Wrocławianom nie pomogła nawet decyzja włodarzy klubu o zwolnieniu trenera Mihailo Uvalina. Jego następca Emil Rajković odmienił co prawdą styl zespołu, ale tylko na trzy mecze i tylko w rozgrywkach Pucharu Europy FIBA. WKS pokonał pod wodzą Macedończyka BC Siauliai, Inter Bratysławę i Royal Hali Gaziantep, przegrywając w tym czasie na polskich parkietach m.in. ze Startem Lublin czy BM Slam Stalą Ostrów Wielkopolski.
- Praktycznie od początku sezonu wszyscy widzą, że mamy duży problem. Posiadamy w składzie zawodników, którzy nie zasługują na to, by nosić koszulkę z herbem Śląska Wrocław na piersi. Oni powinni już teraz wracać do domu - mówił wyraźnie rozgoryczony Emil Rajković po porażce z MKS Dąbrową Górniczą.
Po raz kolejny w barwach Śląska najbardziej błyszczał Jarvis Williams, który zapisał na swoim koncie 20 punktów i 7 zbiórek. Dwucyfrową zdobyczą punktową popisało się oprócz Amerykanina jeszcze tylko dwóch graczy - Anthony Smith (18 pkt.) i Kamil Chanas (10 pkt.). Zdecydowanie zawiódł za to m.in. Brandon Heath. Doświadczony rozgrywający w ciągu nieco ponad 23 minut zdołał trafić tylko jeden na sześć oddanych rzutów z gry i rozdać 3 asysty. Śląsk jak całość również wypadł blado.

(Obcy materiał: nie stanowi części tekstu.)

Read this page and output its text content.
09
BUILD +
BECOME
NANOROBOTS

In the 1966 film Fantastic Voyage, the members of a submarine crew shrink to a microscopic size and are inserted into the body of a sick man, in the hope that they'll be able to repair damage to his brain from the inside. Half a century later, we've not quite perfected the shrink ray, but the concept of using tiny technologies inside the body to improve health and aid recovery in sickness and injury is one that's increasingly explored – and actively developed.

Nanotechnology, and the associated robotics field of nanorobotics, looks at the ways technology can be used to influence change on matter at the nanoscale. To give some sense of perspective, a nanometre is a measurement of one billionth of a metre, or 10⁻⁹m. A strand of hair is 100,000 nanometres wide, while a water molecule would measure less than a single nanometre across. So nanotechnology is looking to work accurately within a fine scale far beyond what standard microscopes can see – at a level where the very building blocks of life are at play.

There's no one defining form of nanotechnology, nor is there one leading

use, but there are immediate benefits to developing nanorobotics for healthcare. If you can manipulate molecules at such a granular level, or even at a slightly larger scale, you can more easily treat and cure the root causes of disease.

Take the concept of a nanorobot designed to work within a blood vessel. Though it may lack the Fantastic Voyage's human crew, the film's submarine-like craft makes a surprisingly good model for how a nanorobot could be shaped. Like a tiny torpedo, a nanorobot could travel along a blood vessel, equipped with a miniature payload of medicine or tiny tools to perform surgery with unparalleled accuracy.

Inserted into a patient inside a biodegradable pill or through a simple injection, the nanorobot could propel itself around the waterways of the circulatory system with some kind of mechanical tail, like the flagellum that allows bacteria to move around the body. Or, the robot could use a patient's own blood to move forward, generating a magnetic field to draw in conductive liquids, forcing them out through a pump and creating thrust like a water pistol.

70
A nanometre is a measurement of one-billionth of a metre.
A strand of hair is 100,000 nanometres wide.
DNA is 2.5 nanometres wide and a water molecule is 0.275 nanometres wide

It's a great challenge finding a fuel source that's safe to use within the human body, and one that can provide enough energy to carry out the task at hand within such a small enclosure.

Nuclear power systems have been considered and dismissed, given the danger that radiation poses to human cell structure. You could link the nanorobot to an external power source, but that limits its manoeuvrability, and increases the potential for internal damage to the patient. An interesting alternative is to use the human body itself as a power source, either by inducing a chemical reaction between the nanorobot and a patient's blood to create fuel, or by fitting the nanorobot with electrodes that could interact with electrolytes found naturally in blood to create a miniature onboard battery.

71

Wrocławianie mieli zaledwie 19-procentową skuteczność w rzutach z dystansu (4/21) i mieli tylko 10 asyst przy 12 stratach. Problemem zespołu ze stolicy Dolnego Śląska nie są jednak tylko złe statystyki, ale przede wszystkim niski poziom zaangażowania i mobilizacji niektórych zawodników. Trener Emil Rajković nie ukrywa, że z częścią z nich bardzo chętnie jak najszybciej by się rozstał.
- Jeżeli zajdzie taka konieczność, to będziemy grali w najbliższych meczach młodymi zawodnikami, wrocławską młodzieżą. Skoro rezultat ma być taki sam, to już lepiej, aby to oni się ogrywali. Może lepiej postawić na "dzieci" zamiast grać tymi, którzy nie wiedzą jak być profesjonalnymi koszykarzami - dodawał macedoński szkoleniowiec.